I rejoiced when burnt sienna was saved by popular vote in the early 2000’s. (http://www.freerepublic.com/focus/f-news/1000466/posts )

I discovered other people were as fascinated by coloring as I am: Ed Welter did a whole history of crayons, and has his own website on the subject–a wonder to explore. (http://www.crayoncollecting.com/) Crayola tapped into that lifelong fascination with coloring and called for user input to name new colors.  A five year old named ‘Macaroni and Cheese.’ An 89-year dubbed a special shade of violet ‘Purple Mountain’s Majesty.’  (http://www.huffingtonpost.com/2015/05/22/crayola-crayon-color-history_n_7345924.html)

There is, clearly, no age limit on coloring.

***********
So.  Solitary, absorbed, 1 AM, I color in my new coloring book.  The process relaxes and engages me; it taps into that other side of the brain, takes me out of official time into another realm, floats me down a restful stream away from mundane cares and worries.

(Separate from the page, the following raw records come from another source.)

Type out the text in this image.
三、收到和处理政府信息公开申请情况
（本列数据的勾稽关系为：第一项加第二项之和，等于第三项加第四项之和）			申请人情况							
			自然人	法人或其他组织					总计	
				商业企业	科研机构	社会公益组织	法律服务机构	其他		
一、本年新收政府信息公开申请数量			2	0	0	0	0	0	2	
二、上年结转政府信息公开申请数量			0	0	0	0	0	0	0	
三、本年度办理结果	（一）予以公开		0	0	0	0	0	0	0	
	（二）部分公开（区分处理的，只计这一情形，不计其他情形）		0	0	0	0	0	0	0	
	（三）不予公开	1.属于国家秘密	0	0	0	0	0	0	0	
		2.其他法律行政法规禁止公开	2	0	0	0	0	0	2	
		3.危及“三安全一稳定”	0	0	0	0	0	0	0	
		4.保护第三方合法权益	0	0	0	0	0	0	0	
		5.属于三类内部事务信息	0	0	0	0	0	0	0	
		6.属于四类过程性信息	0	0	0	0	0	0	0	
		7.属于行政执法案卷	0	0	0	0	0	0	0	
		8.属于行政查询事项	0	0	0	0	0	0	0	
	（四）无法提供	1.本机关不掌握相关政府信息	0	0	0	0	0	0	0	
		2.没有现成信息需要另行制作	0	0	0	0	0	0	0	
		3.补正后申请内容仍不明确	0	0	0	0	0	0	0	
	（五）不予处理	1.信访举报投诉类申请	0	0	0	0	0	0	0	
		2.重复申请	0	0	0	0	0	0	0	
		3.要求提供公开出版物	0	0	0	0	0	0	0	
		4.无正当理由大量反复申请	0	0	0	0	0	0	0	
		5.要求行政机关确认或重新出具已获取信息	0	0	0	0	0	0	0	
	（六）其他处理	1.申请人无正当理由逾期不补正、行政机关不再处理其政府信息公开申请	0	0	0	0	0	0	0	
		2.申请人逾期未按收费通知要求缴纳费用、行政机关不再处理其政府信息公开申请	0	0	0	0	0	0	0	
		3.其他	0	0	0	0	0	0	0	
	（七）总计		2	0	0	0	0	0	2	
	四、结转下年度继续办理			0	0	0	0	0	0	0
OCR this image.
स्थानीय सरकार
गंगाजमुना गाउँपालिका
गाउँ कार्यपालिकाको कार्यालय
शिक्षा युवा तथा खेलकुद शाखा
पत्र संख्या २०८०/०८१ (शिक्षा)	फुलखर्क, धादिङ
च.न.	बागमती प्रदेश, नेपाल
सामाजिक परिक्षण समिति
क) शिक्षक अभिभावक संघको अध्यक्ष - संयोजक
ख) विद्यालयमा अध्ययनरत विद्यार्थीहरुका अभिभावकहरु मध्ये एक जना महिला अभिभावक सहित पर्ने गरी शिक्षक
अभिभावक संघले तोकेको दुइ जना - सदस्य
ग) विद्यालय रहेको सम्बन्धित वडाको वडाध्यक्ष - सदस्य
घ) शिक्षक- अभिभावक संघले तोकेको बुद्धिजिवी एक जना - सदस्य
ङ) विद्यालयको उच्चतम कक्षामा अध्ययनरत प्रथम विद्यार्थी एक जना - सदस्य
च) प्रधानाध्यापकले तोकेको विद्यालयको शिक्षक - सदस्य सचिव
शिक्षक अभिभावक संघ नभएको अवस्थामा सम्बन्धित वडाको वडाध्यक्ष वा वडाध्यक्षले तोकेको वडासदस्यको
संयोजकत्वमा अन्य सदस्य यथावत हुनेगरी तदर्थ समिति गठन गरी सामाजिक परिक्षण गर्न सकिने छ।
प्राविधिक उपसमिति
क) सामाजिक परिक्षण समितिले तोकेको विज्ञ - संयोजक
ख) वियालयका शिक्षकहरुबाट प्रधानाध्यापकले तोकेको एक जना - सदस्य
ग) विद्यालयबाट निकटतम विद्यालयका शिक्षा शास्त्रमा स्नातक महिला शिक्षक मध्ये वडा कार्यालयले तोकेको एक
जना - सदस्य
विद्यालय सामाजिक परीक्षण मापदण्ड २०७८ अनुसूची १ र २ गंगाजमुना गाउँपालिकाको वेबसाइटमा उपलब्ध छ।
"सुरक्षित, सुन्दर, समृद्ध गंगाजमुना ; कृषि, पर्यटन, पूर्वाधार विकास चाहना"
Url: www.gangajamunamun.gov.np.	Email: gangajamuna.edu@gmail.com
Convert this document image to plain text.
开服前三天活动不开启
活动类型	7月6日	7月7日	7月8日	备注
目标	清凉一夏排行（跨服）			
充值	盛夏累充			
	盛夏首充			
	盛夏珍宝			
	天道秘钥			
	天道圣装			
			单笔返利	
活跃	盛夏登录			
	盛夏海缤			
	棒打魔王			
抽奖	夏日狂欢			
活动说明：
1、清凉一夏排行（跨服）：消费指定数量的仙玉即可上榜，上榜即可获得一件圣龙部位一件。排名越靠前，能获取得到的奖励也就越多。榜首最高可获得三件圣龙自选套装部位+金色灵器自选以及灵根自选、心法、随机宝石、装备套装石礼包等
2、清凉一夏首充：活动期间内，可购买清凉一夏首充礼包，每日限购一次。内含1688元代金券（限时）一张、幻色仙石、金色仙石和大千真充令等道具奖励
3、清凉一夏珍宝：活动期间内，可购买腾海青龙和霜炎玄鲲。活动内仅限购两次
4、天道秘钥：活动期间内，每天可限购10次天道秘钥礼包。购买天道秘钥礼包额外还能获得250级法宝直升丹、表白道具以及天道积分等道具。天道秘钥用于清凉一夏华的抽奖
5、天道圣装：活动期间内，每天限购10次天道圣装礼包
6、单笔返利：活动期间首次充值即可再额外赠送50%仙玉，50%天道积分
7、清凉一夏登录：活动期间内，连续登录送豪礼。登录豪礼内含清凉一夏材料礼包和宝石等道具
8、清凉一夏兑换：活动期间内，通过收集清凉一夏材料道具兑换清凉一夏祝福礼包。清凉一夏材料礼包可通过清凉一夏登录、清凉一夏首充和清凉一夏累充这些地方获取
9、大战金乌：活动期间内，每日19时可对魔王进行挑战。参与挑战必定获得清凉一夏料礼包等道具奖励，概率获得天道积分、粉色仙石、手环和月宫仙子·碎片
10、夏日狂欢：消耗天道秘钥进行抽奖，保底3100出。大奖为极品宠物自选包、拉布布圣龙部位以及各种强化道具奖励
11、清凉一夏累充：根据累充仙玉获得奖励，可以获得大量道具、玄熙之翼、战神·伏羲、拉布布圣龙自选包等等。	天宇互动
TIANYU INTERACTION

I am NOT too old to color; no one is too old to color.  Publishers have sussed that out; every retail space, this year, has offered its variation on the adult coloring book theme.

I am delighted with mine.  I love the colored pencils Matt and Julie gave me; I’m using them and just them–eight color options which I blend and combine; thank you, Mom–to mimic the colors in my dining room curtains.  I will search out gently used picture frames and use my new matting equipment, and I will frame and hang this picture, once I’ve completed coloring the whole book.

And when I’ve completed this picture, I’ll add crayons and markers to the mix; I’ll experiment. I’ll play.  Playing is something, I’ve become convinced, we all, age and dignity notwithstanding, need to do.

So. Mark will call home to chat with Jim on Mondays (my day off), and he’ll ask, “What’s your mother doing?”

Jim will sigh and respond, “You know. She’s COLORING.”

And it will be so.  Relaxed, engrossed, not a whit repentant, I’ll be at the table on my day off. My duties done, I’ll have Crayolas rolling across the shiny surface: I’ll be bringing a lady bug’s glossy shell to life.

Oh, it’s a true, true pleasure. You should join me!